I was Facebook stalking myself in nostalgia the other day and came across some old photos of my now non-existent ’98 Camry. I’ve always told people that I hated driving and I don’t recall ever bragging about my car or anything, but in retrospect, I really liked that car.
It’s really been through a lot with me. To be honest, I’m kind of shocked I never gave my car a name n____n I remember buying that brand new car when my baby sister was about to be born. The exhaustingly long and painful move from Wellsville, NY to Illinois. The first time my dad took me for a driving lesson (in the parking lot of Calvary Church). The long drives I had to and from worship team practice/ youth group where I’d refuse rides to anyone else and enjoy the me-and-God time. The hours I would spend in empty parking lots, crying, because I didn’t know where else to go. The unlawful numbers of people we’d cram into that car for random excursions. I grew a lot in that car. Not only in the “useless -> permit -> license” way, but definitely lots of emotional, relational, and spiritual growth too.
I’ve had a lot of good talks in that car. There’s something about being stuck in a small space with another person that gets conversations going. Even with my father. Frankly, it has always been hard for me to open up or hold real conversations with my father, but it somehow seemed to always work in that car. Maybe it was the fact that we knew no matter how uncomfortable or awkward a conversation might potentially be, it would stop naturally once we reach our destination. Or maybe the sights along the road were inspirational and allowed for good questions to be asked. Either way, those were definitely good times.

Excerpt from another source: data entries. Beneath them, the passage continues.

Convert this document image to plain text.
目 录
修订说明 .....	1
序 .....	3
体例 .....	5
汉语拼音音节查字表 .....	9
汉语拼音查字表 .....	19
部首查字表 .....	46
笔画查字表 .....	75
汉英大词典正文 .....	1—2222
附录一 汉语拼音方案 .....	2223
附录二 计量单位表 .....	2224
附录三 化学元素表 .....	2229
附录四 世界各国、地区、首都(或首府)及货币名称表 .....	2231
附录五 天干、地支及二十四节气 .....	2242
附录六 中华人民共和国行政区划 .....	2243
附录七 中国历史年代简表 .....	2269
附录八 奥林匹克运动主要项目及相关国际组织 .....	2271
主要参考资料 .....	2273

For some reason, I always felt like my car was such a safe space where I could be honest with myself. No matter how skewed my thoughts were or how inaccurate I saw myself and the world, things always seemed to clear up a little behind that wheel. For that reason, a lot of praying and repenting happened in my car over the years. A lot of reconciliation. A lot of affirmation. A lot of praise.
And of course, my baby Camry’s been with me through a lot of adventures–especially the legally questionable ones. Like when I drove on the left side of the street late at night to see what it’d be like to be Japanese. When I left the moon roof open in the rain. When I decided to floor the gas pedal in curiosity. When I drove–and got lost–on the highway for the first time without parental permission. When I drove just to drive–with no destination in mind. I’ll miss those days when even gas prices could not prevent our fun.
Maybe I’m being silly in thinking that those type of memories could never be concocted in another vehicle. I guess it’s just sad to think that whatever car we decide to purchase may never be “my baby” the way my Camry was. In my head, it’ll just be a placeholder vehicle to get me from A to B until I can afford my dream car and pass it along to Eva when she starts learning to drive–which is so soon O.O All I can really do is hope that as it accompanies my sister through her coming of age, it may help her grow and see growth as my baby did with me.